The gigantic actor has been filling out screens as the titular protagonist of Amazon Prime’s Reacher since 2022, fulfilling the role of the bulky action hero much more efficiently than Tom Cruise did in that crap film.
Before he was punching bad guys to death on a regular basis, Ritchson bopped around a few notable projects, first rising to prominence on the TV show Smallville, portraying a younger version of Aquaman. His history with massive franchises doesn’t stop there, as he played a tribute in The Hunger Games: Catching Fire and made his debut in the Fast and Furious series in Fast X, despite putting his foot in it with Vin Diesel on the first day of shooting.
One franchise that you might not associate him with is Teenage Mutant Ninja Turtles, because he was smothered in CGI the entire time.

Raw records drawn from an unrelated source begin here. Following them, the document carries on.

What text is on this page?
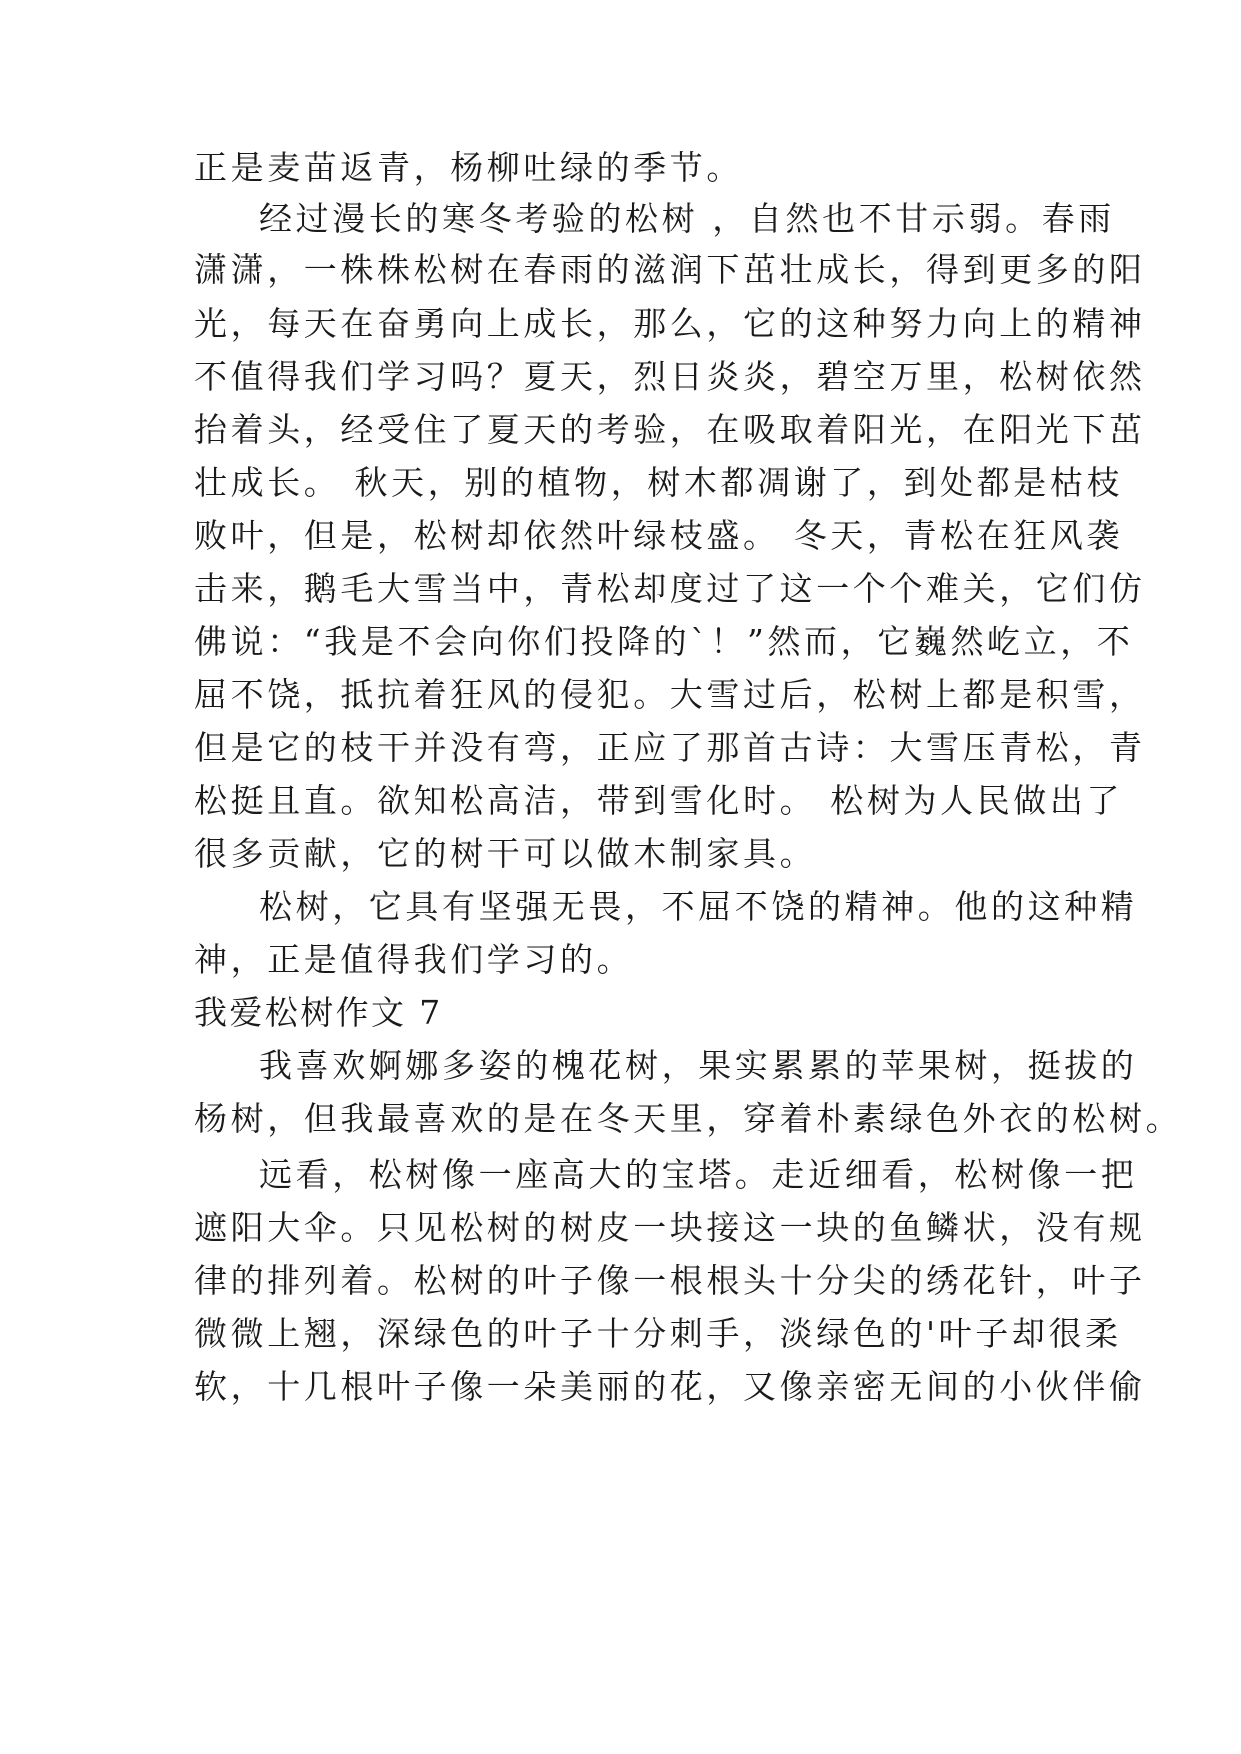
正是麦苗返青，杨柳吐绿的季节。
经过漫长的寒冬考验的松树 ，自然也不甘示弱。春雨
潇潇，一株株松树在春雨的滋润下茁壮成长，得到更多的阳
光，每天在奋勇向上成长，那么，它的这种努力向上的精神
不值得我们学习吗？夏天，烈日炎炎，碧空万里，松树依然
抬着头，经受住了夏天的考验，在吸取着阳光，在阳光下茁
壮成长。 秋天，别的植物，树木都凋谢了，到处都是枯枝
败叶，但是，松树却依然叶绿枝盛。 冬天，青松在狂风袭
击来，鹅毛大雪当中，青松却度过了这一个个难关，它们仿
佛说：“我是不会向你们投降的`！”然而，它巍然屹立，不
屈不饶，抵抗着狂风的侵犯。大雪过后，松树上都是积雪，
但是它的枝干并没有弯，正应了那首古诗：大雪压青松，青
松挺且直。欲知松高洁，带到雪化时。 松树为人民做出了
很多贡献，它的树干可以做木制家具。
松树，它具有坚强无畏，不屈不饶的精神。他的这种精
神，正是值得我们学习的。
我爱松树作文 7
我喜欢婀娜多姿的槐花树，果实累累的苹果树，挺拔的
杨树，但我最喜欢的是在冬天里，穿着朴素绿色外衣的松树。
远看，松树像一座高大的宝塔。走近细看，松树像一把
遮阳大伞。只见松树的树皮一块接这一块的鱼鳞状，没有规
律的排列着。松树的叶子像一根根头十分尖的绣花针，叶子
微微上翘，深绿色的叶子十分刺手，淡绿色的'叶子却很柔
软，十几根叶子像一朵美丽的花，又像亲密无间的小伙伴偷
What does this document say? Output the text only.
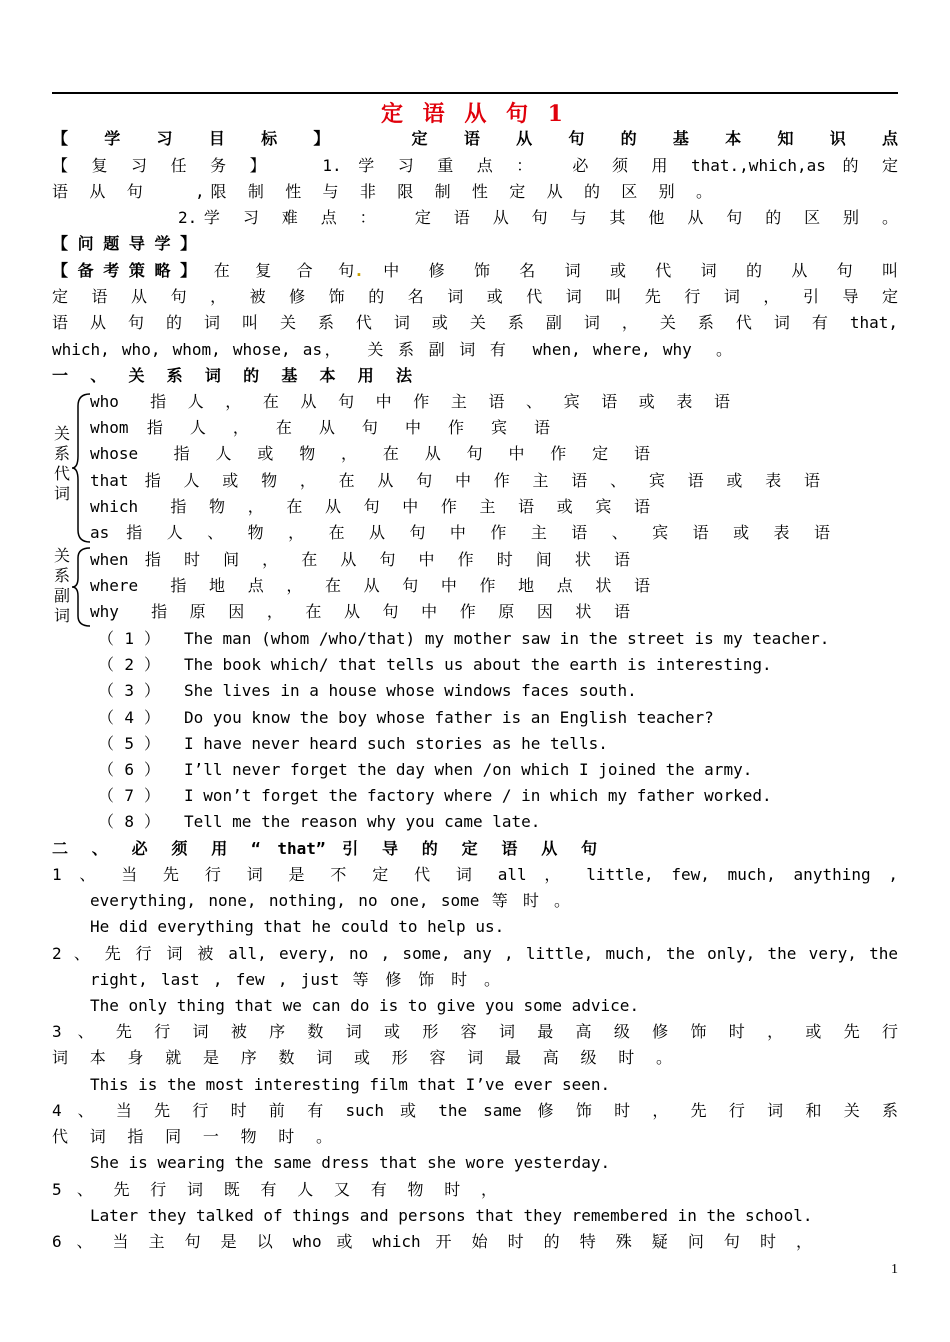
定 语 从 句 1
【 学 习 目 标 】   定 语 从 句 的 基 本 知 识 点
【 复 习 任 务 】   1. 学 习 重 点 ：  必 须 用 that.,which,as 的 定
语 从 句   ,限 制 性 与 非 限 制 性 定 从 的 区 别 。
2.学 习 难 点 ：  定 语 从 句 与 其 他 从 句 的 区 别 。
【 问 题 导 学 】
【 备 考 策 略 】 在 复 合 句 . 中 修 饰 名 词 或 代 词 的 从 句 叫
定 语 从 句 ， 被 修 饰 的 名 词 或 代 词 叫 先 行 词 ， 引 导 定
语 从 句 的 词 叫 关 系 代 词 或 关 系 副 词 ， 关 系 代 词 有 that,
which, who, whom, whose, as，  关 系 副 词 有  when, where, why  。
一 、 关 系 词 的 基 本 用 法
关
系
代
词
关
系
副
词
who  指 人 ， 在 从 句 中 作 主 语 、 宾 语 或 表 语
whom 指 人 ， 在 从 句 中 作 宾 语
whose  指 人 或 物 ， 在 从 句 中 作 定 语
that 指 人 或 物 ， 在 从 句 中 作 主 语 、 宾 语 或 表 语
which  指 物 ， 在 从 句 中 作 主 语 或 宾 语
as 指 人 、 物 ， 在 从 句 中 作 主 语 、 宾 语 或 表 语
when 指 时 间 ， 在 从 句 中 作 时 间 状 语
where  指 地 点 ， 在 从 句 中 作 地 点 状 语
why  指 原 因 ， 在 从 句 中 作 原 因 状 语
（ 1 ） The man (whom /who/that) my mother saw in the street is my teacher.
（ 2 ） The book which/ that tells us about the earth is interesting.
（ 3 ） She lives in a house whose windows faces south.
（ 4 ） Do you know the boy whose father is an English teacher?
（ 5 ） I have never heard such stories as he tells.
（ 6 ） I’ll never forget the day when /on which I joined the army.
（ 7 ） I won’t forget the factory where / in which my father worked.
（ 8 ） Tell me the reason why you came late.
二 、 必 须 用 “ that” 引 导 的 定 语 从 句
1 、 当 先 行 词 是 不 定 代 词 all ， little, few, much, anything ,
everything, none, nothing, no one, some 等 时 。
He did everything that he could to help us.
2 、 先 行 词 被 all, every, no , some, any , little, much, the only, the very, the
right, last , few , just 等 修 饰 时 。
The only thing that we can do is to give you some advice.
3 、 先 行 词 被 序 数 词 或 形 容 词 最 高 级 修 饰 时 ， 或 先 行
词 本 身 就 是 序 数 词 或 形 容 词 最 高 级 时 。
This is the most interesting film that I’ve ever seen.
4 、 当 先 行 时 前 有 such 或 the same 修 饰 时 ， 先 行 词 和 关 系
代 词 指 同 一 物 时 。
She is wearing the same dress that she wore yesterday.
5 、 先 行 词 既 有 人 又 有 物 时 ，
Later they talked of things and persons that they remembered in the school.
6 、 当 主 句 是 以 who 或 which 开 始 时 的 特 殊 疑 问 句 时 ，
1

He played Raphael in the 2014 big-screen version of the classic series, providing both the motion capture and the voice for the red mask-wearing reptile (he does wear the red one, right?) in Jonathan Liebesman’s action romp, but unfortunately, as he told Collider, he didn’t enjoy it.
“It made me hate life so much, so much,” he said, “They were so bad to us, and they broke so many promises…I said no, I didn’t want to do it because I’m going to waste years of my life, the best years of my career, on something that nobody’s even going to know that I’m a part of.”
Ritchson had initially shown an interest in the Turtles because of his young son, but also expressed his fears to the production, who assured him that he would be taken care of. “They’re like, ‘No, no, this is a whole new, live-action, one-to-one, you move, they move, you’re just as much a part of this as anybody else’,” he continued, “‘We’re really going to get you out there’.” Needless to say, this didn’t happen.
The motion-capture actors were consistently treated like second fiddles on set, with most of the attention on the live-action ‘stars’ like Megan Fox and Will Arnett. Two of them, Pete Ploszek and Danny Woodburn, had their voices dubbed by Johnny Knoxville and Tony Shalhoub, respectively, and the actors playing the turtles, the main draw of the movie, weren’t given the opportunity to do any press for the movie, which directly contradicted what they had been promised before filming began. Ritchson tried to get out of reprising his role for the sequel, Out of the Shadows, but was tied to his contract.
The movie was produced by Michael Bay, who doesn’t have the best reputation for getting along with even the major stars of his films, making the whole thing sound like a giant mess. I’m very glad that Ritchson was able to eventually hit it big on his own, and I bet he was absolutely thrilled when the two Turtles movies got ripped to shreds by critics.